Inaka: Portraits of Life in Rural Japan is an affectionate but unsentimental immersion into the Japanese countryside ("inaka"). In eighteen chapters we undertake an epic journey the length of Japan, from subtropical Okinawa, through the Japanese heartland, all the way to the wilds of Hokkaido. We visit gorgeous islands, walk an ancient Buddhist pilgrimage route, share a snow-lover's delight in the depths of record snowfall, solve the mystery of an abandoned Shinto shrine, and travel in the footsteps of a seventeenth-century haiku master. But above everything, Inaka answers the question of what it's like to be a foreigner living in rural Japan, whether as a newly arrived English teacher in a small town or as someone who never left and decades later is integrated into the community.

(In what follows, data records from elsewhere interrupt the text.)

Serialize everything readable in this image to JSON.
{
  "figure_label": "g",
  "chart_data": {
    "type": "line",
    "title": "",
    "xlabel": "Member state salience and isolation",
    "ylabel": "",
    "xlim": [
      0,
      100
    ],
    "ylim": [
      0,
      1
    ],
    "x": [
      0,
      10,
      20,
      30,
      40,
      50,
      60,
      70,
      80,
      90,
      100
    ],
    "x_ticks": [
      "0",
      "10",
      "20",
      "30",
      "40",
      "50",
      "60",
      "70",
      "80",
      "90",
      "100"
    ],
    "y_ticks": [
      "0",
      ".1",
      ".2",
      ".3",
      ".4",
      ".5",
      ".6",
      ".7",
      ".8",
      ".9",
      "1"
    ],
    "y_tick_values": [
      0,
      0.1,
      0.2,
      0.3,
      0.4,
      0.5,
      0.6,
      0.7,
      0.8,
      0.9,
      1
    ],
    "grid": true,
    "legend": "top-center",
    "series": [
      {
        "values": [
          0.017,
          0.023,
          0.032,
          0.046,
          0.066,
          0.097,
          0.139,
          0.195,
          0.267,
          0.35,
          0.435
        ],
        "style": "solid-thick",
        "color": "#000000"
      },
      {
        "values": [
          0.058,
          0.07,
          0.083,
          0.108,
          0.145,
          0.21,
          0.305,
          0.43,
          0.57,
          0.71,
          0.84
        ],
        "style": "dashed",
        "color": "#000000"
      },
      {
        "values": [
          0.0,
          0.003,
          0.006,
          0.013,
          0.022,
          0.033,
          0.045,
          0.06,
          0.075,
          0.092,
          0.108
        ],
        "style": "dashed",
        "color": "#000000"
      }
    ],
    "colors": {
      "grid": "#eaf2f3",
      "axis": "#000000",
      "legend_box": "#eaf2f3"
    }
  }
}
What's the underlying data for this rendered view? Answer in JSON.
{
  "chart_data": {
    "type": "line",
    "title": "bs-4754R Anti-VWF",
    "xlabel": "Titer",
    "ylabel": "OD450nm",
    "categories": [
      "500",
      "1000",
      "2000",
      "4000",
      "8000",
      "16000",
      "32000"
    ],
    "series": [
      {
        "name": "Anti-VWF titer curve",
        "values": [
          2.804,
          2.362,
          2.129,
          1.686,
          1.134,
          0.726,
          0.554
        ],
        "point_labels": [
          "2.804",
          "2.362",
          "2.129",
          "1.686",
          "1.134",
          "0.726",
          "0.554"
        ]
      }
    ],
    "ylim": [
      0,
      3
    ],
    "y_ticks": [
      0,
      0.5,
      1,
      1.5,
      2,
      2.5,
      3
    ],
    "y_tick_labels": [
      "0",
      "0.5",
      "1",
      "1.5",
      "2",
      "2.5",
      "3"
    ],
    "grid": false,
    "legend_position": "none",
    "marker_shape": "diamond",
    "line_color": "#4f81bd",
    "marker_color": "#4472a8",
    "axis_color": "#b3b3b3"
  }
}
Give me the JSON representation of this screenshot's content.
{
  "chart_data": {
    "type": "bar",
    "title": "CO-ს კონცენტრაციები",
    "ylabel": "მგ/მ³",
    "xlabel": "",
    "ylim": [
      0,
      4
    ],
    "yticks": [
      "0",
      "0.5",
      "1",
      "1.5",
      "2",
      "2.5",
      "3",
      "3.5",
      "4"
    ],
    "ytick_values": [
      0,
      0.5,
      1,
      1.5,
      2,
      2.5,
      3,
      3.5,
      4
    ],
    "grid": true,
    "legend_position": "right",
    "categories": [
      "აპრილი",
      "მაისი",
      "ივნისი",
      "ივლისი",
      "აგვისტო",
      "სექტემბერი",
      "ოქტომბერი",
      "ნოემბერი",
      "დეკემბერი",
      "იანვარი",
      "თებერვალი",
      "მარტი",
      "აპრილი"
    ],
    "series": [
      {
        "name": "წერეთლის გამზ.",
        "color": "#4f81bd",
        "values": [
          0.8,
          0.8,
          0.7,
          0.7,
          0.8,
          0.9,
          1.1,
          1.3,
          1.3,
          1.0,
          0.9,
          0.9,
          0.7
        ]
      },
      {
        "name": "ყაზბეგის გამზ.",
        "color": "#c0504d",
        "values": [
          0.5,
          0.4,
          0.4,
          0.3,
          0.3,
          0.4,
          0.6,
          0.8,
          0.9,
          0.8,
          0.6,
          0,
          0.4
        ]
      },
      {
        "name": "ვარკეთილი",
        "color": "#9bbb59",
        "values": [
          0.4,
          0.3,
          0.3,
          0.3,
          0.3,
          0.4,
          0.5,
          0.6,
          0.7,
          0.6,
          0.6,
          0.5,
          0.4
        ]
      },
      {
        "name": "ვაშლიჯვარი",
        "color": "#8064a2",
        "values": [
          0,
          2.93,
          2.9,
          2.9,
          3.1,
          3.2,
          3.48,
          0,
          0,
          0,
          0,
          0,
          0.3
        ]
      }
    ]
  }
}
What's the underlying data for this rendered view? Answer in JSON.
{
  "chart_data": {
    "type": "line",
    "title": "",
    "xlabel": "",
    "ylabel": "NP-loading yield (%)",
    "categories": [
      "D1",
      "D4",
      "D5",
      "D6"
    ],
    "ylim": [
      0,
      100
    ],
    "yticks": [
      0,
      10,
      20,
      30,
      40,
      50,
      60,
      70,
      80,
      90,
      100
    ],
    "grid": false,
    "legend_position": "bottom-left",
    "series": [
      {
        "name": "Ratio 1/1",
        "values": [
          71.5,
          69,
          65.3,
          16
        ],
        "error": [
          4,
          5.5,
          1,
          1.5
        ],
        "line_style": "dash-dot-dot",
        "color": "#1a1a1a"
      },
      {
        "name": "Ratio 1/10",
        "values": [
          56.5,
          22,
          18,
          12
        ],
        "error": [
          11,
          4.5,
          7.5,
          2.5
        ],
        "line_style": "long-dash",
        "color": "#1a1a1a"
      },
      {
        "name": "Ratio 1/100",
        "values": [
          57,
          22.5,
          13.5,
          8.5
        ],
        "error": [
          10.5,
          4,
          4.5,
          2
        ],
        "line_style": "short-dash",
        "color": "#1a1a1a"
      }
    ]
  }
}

Although this anthology shows the beauty of rural Japan with its seasonal kaleidoscope of colors, foods, and traditions, its friendly farmers and fishermen sharing old customs and local histories, Inaka doesn't avoid detailing the downsides of rural life - the hypothermia-inducing housing, inconvenient superstitions, demographic decline, and unlikely noises.
The combination of brilliant, experienced writers and up-and-coming talent makes Inaka a delight to read, and a must for anyone interested in life away from the crowded Japanese cities. Readers who know Japan well will find much to enjoy, and those new to the country dreaming of a trip or extended stay will be both encouraged and better prepared to map out their own adventures.